Germany's federal scientific institution in the field of biomedicine, the Robert Koch Institute, published this number on their website. Following this link, one can access a plain excel sheet that contains a table with two columns: the date, and the number of dosages of the Pfizer / BioNTech vaccine that have been administered that day.

Date Number of Vaccinations
12.27.2020 24016
12.28.2020 19488
12.29.2020 42640
12.30.2020 57213
12.31.2020 37821
01.01.21 30483
01.02.21 44548
01.03.21 24358
01.04.21 48313
01.05.21 50352
01.06.21 55450
01.07.21 56168
01.08.21 57249
01.09.21 53428
01.10.21 32233
01.11.21 64748
01.12.21 79271
01.13.21 92557
01.14.21 98065
01.15.21 79759

As I'm craving a positive outlook for the future, I'll run a linear regression on this table in order to find the date when the pandemic might be over. Of course, one could argue that a linear model is unjustifiable; that Germany is not the rest of the world, and that reality is more complicated than 20 rows of data. One would be right. There's also no reason to suggest that the German authorities would be able to increase the vaccination capabilities linearly over time. All of that aside, I'd like a silver lining too, and my chosen silver lining generator is scipy.stats.linregress:

# import things, read the data, clean it up a little
# and plot a bar-chart
# [...]

# number of days since the vaccination program started
df['Days'] = (df.iloc[0, 0] - df.iloc[:, 0]).dt.days * (-1)

# run a least-squares linear regression & plot it
res = scipy.stats.linregress(x=df['Days'], y=df['# Vaccinations'])
plt.plot(x.values, res.intercept + res.slope*x.values, 'r', label='fitted line')
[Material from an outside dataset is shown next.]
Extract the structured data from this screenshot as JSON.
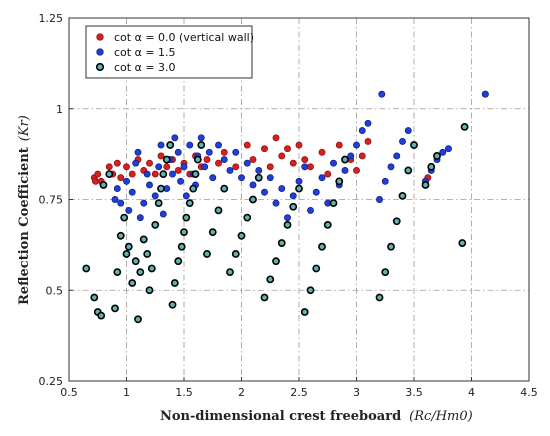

Straightforward enough, isn't it? Here's what the resulting bar chart looks like - the solid red line representing the regression result:

CoViD19 Vaccinations in Germany per Day

Looks good to me1 - now let's see when the Germans will be vaccinated in a linear scenario. I'll start with a function that returns the cumulative number of vaccinated Germans:

def cumulative_vaccinated_people(x, slope, intercept):
    if x > 0:
        return cumulative_num(x-1, slope, intercept) + slope * x
    elif x == 0:
        return intercept
    else:
        raise ValueError('x >= 0 required')

Next, I write find_days() to brute-force the solution.

def find_days(slope, intercept, vaccine_shots_needed):
    for days_since_vaccination_started in range(300):
        if cumulative_vaccinated_people(days_since_vaccination_started,
                                        slope,
                                        intercept) > vaccine_shots_needed:
            print(f'Hurrah! In the linear scenario, the Germans will be vaccinated in {days_since_vaccination_started} days!')
            break

# Hurrah! In the linear scenario, the Germans will be vaccinated in 273 days!

There are 80.000.000 Germans, ~70% of them need to be vaccinated to achieve herd immunity. That's 56.000.000 Germans that need two shots of the Pfizer / BioNTech vaccine each. In conclusion, at least 112.000.000 vaccine shots are required. From the linear regression, I know that the slope is 3005 dosages/day and that the intercept is 23853 dosages; these are all the parameters that are required to run find_days().

In a linear scenario, the Germans will achieve herd immunity by October 2021. So there it is, a silver lining. I'll cling to it until this winter is over.


  1. A side note: If you inspect the plot closely, you can see that it fluctuates periodically. The local minima are in fact Sundays. If you know anything about Germany, you know that all stores are closed on Sundays. In general, we don't work on Sundays.

    This is also what medical professionals conducting the tests think, as well as those working in the regional public health bureaus who report the numbers to the Robert Koch Institute. All German statistics on daily recorded CoViD19 infections and deaths look like a roller coaster, but one could say that in Germany, not even the pandemic works on Sundays.